时间:2025-08-20 09:40:47  作者:有鸟鸣见
  但是我好像找不到牵引绳,也不知道小姨出门会不会应激,贸然带出去不太好,于是在小姨好奇的眼神下,我只好摸摸它说:“下次再带你一起去社会化训练吧。”
  很久没有独自出门了,我莫名有种监狱放风的感觉,一步三回头看了好几眼家的方向,担心自己离开了,家就不在了,直到再也看不见那幢房子后,才不再回头继续往前走。
  走快点就不会后悔了。
  我加快脚步没有走几分钟就到了海釜公园,早上的公园还是大爷大妈的场合,有的在室外健身器材锻炼,有的在亭子里下棋喝茶,还有打太极拳的,练五禽戏的,感觉他们比我这个年轻人更有活力。
  我默默找了个人少的地方,坐在长椅上,把五元拿出来包在手心,让它陪我一起发呆晒太阳。
  还没坐几分钟,椅子旁边又坐下了一个人,他冷不丁开口问我:“小伙子,你哪儿人啊?”

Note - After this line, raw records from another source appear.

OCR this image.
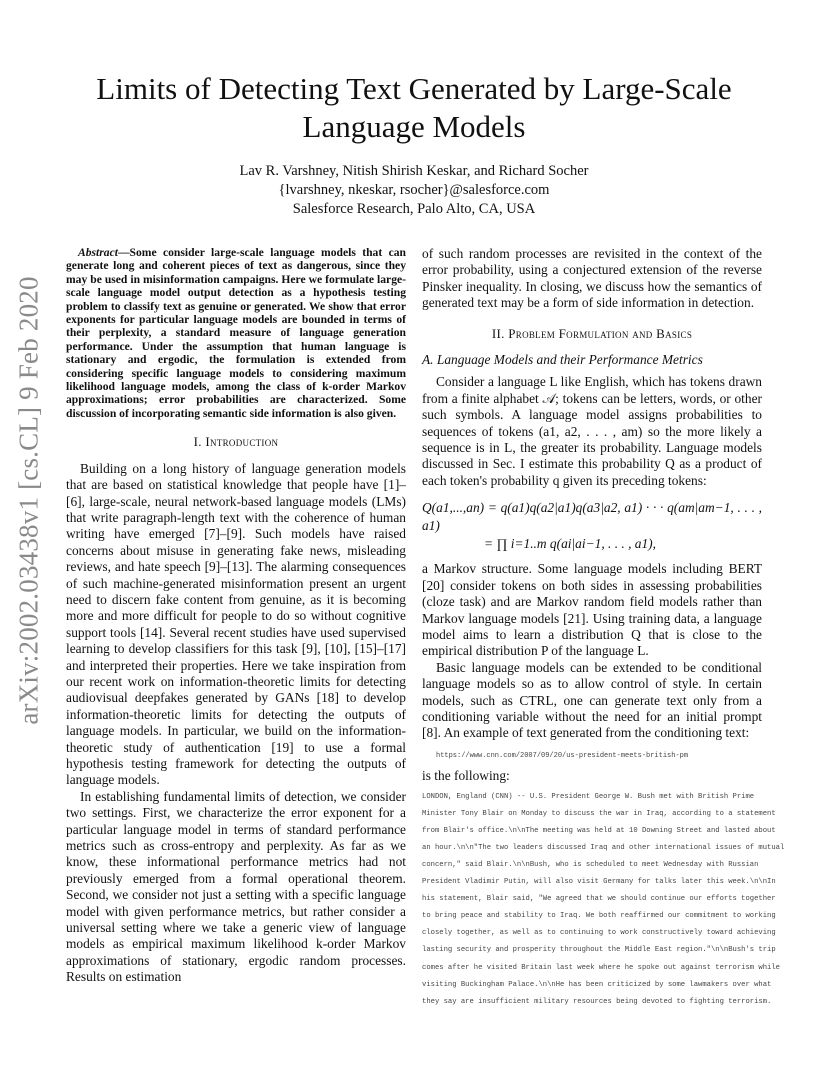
arXiv:2002.03438v1 [cs.CL] 9 Feb 2020
Limits of Detecting Text Generated by Large-Scale Language Models
Lav R. Varshney, Nitish Shirish Keskar, and Richard Socher
{lvarshney, nkeskar, rsocher}@salesforce.com
Salesforce Research, Palo Alto, CA, USA

Abstract—Some consider large-scale language models that can generate long and coherent pieces of text as dangerous, since they may be used in misinformation campaigns. Here we formulate large-scale language model output detection as a hypothesis testing problem to classify text as genuine or generated. We show that error exponents for particular language models are bounded in terms of their perplexity, a standard measure of language generation performance. Under the assumption that human language is stationary and ergodic, the formulation is extended from considering specific language models to considering maximum likelihood language models, among the class of k-order Markov approximations; error probabilities are characterized. Some discussion of incorporating semantic side information is also given.

I. Introduction

Building on a long history of language generation models that are based on statistical knowledge that people have [1]–[6], large-scale, neural network-based language models (LMs) that write paragraph-length text with the coherence of human writing have emerged [7]–[9]. Such models have raised concerns about misuse in generating fake news, misleading reviews, and hate speech [9]–[13]. The alarming consequences of such machine-generated misinformation present an urgent need to discern fake content from genuine, as it is becoming more and more difficult for people to do so without cognitive support tools [14]. Several recent studies have used supervised learning to develop classifiers for this task [9], [10], [15]–[17] and interpreted their properties. Here we take inspiration from our recent work on information-theoretic limits for detecting audiovisual deepfakes generated by GANs [18] to develop information-theoretic limits for detecting the outputs of language models. In particular, we build on the information-theoretic study of authentication [19] to use a formal hypothesis testing framework for detecting the outputs of language models.

In establishing fundamental limits of detection, we consider two settings. First, we characterize the error exponent for a particular language model in terms of standard performance metrics such as cross-entropy and perplexity. As far as we know, these informational performance metrics had not previously emerged from a formal operational theorem. Second, we consider not just a setting with a specific language model with given performance metrics, but rather consider a universal setting where we take a generic view of language models as empirical maximum likelihood k-order Markov approximations of stationary, ergodic random processes. Results on estimation

of such random processes are revisited in the context of the error probability, using a conjectured extension of the reverse Pinsker inequality. In closing, we discuss how the semantics of generated text may be a form of side information in detection.

II. Problem Formulation and Basics
A. Language Models and their Performance Metrics

Consider a language L like English, which has tokens drawn from a finite alphabet 𝒜; tokens can be letters, words, or other such symbols. A language model assigns probabilities to sequences of tokens (a1, a2, . . . , am) so the more likely a sequence is in L, the greater its probability. Language models discussed in Sec. I estimate this probability Q as a product of each token's probability q given its preceding tokens:

Q(a1,...,an) = q(a1)q(a2|a1)q(a3|a2, a1) · · · q(am|am−1, . . . , a1)
= ∏ i=1..m q(ai|ai−1, . . . , a1),

a Markov structure. Some language models including BERT [20] consider tokens on both sides in assessing probabilities (cloze task) and are Markov random field models rather than Markov language models [21]. Using training data, a language model aims to learn a distribution Q that is close to the empirical distribution P of the language L.

Basic language models can be extended to be conditional language models so as to allow control of style. In certain models, such as CTRL, one can generate text only from a conditioning variable without the need for an initial prompt [8]. An example of text generated from the conditioning text:

https://www.cnn.com/2007/09/20/us-president-meets-british-pm

is the following:

LONDON, England (CNN) -- U.S. President George W. Bush met with British Prime
Minister Tony Blair on Monday to discuss the war in Iraq, according to a statement
from Blair's office.\n\nThe meeting was held at 10 Downing Street and lasted about
an hour.\n\n"The two leaders discussed Iraq and other international issues of mutual
concern," said Blair.\n\nBush, who is scheduled to meet Wednesday with Russian
President Vladimir Putin, will also visit Germany for talks later this week.\n\nIn
his statement, Blair said, "We agreed that we should continue our efforts together
to bring peace and stability to Iraq. We both reaffirmed our commitment to working
closely together, as well as to continuing to work constructively toward achieving
lasting security and prosperity throughout the Middle East region."\n\nBush's trip
comes after he visited Britain last week where he spoke out against terrorism while
visiting Buckingham Palace.\n\nHe has been criticized by some lawmakers over what
they say are insufficient military resources being devoted to fighting terrorism.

  我转头看着眼前的陌生大叔,没有说话,心里警惕地想着:我都这么大人了,难道还要拐卖我吗?
  “家住哪儿的,多大了,干什么工作的?”他没有放弃笑着问我,喋喋不休地查我户口,同时上下打量了一下我。
  我忍不住开口:“你想干嘛?”
  “给我女儿相亲啊。”他不知道从哪儿掏出来一张纸“唰”地一甩,抬起来给我看,最上面的标题用微软雅黑大写加粗写道“美女医生找对象”。
  他期待地说:“小伙子,你长得蛮好看的,我女儿有钱还漂亮,只是工作太忙,一直没遇到合适的,你看有没有兴趣……”
  我立马摇了摇头说:“我结婚了。”
  “这样啊,你看上去挺年轻的都这么早结婚了。”他碰了壁可惜地说,把头撇到了一边望着湖面没再说话,也没去物色下一个对象。
  我不知道要不要接话,往旁边一瞅发现这里人多了起来,都拿着同样的纸,标题都很醒目,什么“180帅儿子找对象”“十年没碰过女人”等等,他们的目光筛在每个路过的人身上,挑剔地寻找他们心目中孩子的另一枚拼得上的“玉佩”。
  原来误入相亲角了。
  换个地方吧。
  我正打算起身去找个安静的地方,突然听到叔落寞的声音:“小伙子,不介意我抽根烟吧?”
  “不介意”三个字还没说完,他已经自顾自地点起了一支烟,吸了一口烟,把愁吐了出来,叹了口气说:“只是想给孩子找个伴,她还一直不太愿意,做父母的也不能干着急啊,没想到来相亲角找个优质女婿跟大海捞针似的,还要瞒着我闺女,难办呀。”
  我心情复杂,瞥了他一眼暗自腹诽着:叔,能不要说这些黏屁股的话吗,我都不好意思走了。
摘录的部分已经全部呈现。